Mr. William Cash (Stone) (Con): A number of British soldiers have faced difficulties in regard to acts that they may have committed as a matter of duty under military law. Are some of those soldiers who have been convicted to be given pardons? It is outrageous that terrorists should get away with it, while soldiers who performed their duties under military law should be treated in that way.

Mr. Hain: I am grateful that the hon. Gentleman raised the matter with me earlier. In framing the final details of the Bill, I faced a choice. The original draft did not apply to members of the security forces at all. I took the view that, leaving aside the question of whether the Bill is right or wrong in principle—clearly, the hon. Gentleman and many of his colleagues oppose it—if we were to proceed with legislation that we believed to be essential, it would be entirely wrong for members of the security forces in the course of their duty to find themselves—[Interruption.]

Mr. Ben Wallace (Lancaster and Wyre) (Con) rose—

Mr. Hain: I would like to finish the point and give the hon. Member for Stone the courtesy of replying to his question.
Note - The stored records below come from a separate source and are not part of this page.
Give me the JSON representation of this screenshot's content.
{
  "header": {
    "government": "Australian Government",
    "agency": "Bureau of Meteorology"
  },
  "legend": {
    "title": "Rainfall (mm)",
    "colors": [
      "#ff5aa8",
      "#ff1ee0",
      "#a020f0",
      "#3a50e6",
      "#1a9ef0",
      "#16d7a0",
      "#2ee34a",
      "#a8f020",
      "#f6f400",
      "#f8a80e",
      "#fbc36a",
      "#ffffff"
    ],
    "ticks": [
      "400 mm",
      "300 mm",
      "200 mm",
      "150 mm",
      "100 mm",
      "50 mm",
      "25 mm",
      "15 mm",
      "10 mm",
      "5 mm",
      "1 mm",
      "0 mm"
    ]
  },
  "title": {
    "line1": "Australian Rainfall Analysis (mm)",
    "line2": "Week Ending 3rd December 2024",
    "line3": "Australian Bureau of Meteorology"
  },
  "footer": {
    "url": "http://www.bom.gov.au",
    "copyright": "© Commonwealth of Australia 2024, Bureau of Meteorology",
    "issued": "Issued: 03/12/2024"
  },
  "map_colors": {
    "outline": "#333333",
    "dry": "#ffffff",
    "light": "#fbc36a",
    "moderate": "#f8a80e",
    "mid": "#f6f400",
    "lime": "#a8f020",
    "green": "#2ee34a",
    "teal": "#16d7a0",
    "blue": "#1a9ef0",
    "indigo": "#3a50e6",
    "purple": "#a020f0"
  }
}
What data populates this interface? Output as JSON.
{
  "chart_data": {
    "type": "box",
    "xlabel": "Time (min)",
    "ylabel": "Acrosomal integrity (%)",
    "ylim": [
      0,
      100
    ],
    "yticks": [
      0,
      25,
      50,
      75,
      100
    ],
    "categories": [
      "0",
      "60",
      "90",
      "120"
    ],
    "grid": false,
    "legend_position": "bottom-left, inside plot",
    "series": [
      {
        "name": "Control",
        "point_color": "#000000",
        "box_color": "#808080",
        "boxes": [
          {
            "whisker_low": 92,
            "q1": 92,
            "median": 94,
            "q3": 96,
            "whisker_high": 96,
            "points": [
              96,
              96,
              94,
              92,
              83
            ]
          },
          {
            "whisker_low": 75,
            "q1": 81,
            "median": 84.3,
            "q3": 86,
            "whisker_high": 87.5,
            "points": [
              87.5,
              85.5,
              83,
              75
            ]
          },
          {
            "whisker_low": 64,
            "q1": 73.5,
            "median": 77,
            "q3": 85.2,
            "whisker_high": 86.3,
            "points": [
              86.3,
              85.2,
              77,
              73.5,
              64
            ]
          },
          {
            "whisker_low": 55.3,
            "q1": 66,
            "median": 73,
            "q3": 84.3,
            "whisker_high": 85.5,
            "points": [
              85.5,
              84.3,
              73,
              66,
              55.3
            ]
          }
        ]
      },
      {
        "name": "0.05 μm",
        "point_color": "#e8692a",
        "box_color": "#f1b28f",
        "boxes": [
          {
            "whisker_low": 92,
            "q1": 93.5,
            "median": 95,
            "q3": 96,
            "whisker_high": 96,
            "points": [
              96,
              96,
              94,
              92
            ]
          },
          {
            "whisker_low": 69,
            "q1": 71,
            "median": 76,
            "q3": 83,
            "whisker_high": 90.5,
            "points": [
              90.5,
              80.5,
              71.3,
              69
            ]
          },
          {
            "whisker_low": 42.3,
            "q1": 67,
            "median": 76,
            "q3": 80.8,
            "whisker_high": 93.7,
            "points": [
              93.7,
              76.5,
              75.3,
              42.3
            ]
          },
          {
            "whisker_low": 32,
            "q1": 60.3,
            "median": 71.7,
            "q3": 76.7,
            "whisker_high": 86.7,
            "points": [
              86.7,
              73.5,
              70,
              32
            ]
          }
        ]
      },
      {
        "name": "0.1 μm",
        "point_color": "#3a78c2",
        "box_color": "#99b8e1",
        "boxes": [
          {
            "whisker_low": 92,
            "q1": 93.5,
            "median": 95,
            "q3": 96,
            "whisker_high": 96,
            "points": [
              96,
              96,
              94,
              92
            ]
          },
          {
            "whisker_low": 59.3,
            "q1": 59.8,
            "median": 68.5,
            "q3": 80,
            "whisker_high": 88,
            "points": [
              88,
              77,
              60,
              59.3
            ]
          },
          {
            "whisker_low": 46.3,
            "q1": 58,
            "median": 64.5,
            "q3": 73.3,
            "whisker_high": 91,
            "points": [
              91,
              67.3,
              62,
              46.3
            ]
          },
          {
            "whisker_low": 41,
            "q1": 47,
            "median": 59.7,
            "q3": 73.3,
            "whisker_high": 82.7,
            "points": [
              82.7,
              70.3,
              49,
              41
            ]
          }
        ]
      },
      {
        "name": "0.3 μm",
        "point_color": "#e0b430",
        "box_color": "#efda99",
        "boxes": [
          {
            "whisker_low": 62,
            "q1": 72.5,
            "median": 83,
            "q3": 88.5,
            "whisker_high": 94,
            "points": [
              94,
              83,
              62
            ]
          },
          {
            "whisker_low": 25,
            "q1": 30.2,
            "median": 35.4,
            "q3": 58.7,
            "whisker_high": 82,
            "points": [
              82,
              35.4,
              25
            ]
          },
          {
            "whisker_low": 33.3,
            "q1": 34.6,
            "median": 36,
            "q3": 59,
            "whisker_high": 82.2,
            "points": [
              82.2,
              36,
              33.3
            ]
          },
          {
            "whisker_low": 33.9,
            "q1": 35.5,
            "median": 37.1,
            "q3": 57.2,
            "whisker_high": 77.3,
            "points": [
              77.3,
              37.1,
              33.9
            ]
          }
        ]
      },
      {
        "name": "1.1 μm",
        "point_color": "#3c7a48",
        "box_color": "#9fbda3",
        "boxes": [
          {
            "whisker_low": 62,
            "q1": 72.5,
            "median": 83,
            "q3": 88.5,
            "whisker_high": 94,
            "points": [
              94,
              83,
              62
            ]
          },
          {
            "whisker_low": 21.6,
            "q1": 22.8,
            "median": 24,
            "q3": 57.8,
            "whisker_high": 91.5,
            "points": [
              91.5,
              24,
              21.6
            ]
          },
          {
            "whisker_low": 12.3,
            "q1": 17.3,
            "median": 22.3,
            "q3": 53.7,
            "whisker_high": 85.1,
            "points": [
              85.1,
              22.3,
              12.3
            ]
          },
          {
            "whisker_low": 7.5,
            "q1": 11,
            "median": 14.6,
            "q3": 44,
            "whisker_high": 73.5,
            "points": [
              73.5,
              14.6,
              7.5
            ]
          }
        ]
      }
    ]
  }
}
Members of the security forces may have committed a criminal offence in the course of their duty: it has happened in a handful of cases and who knows what might be uncovered in the future? For them to find themselves serving a prison sentence when members of the IRA and loyalist terrorists could be walking free would, I thought, be entirely wrong. That is why I gave members of the security forces—including, in principle, serving soldiers now—the choice of availing themselves of the special procedure. If they found themselves charged—and only if they found themselves charged—with a crime uncovered as a result of historic inquiries, I felt that it would discriminate against them in comparison with the IRA or loyalist terrorists to deny them the opportunity of taking advantage of the provisions.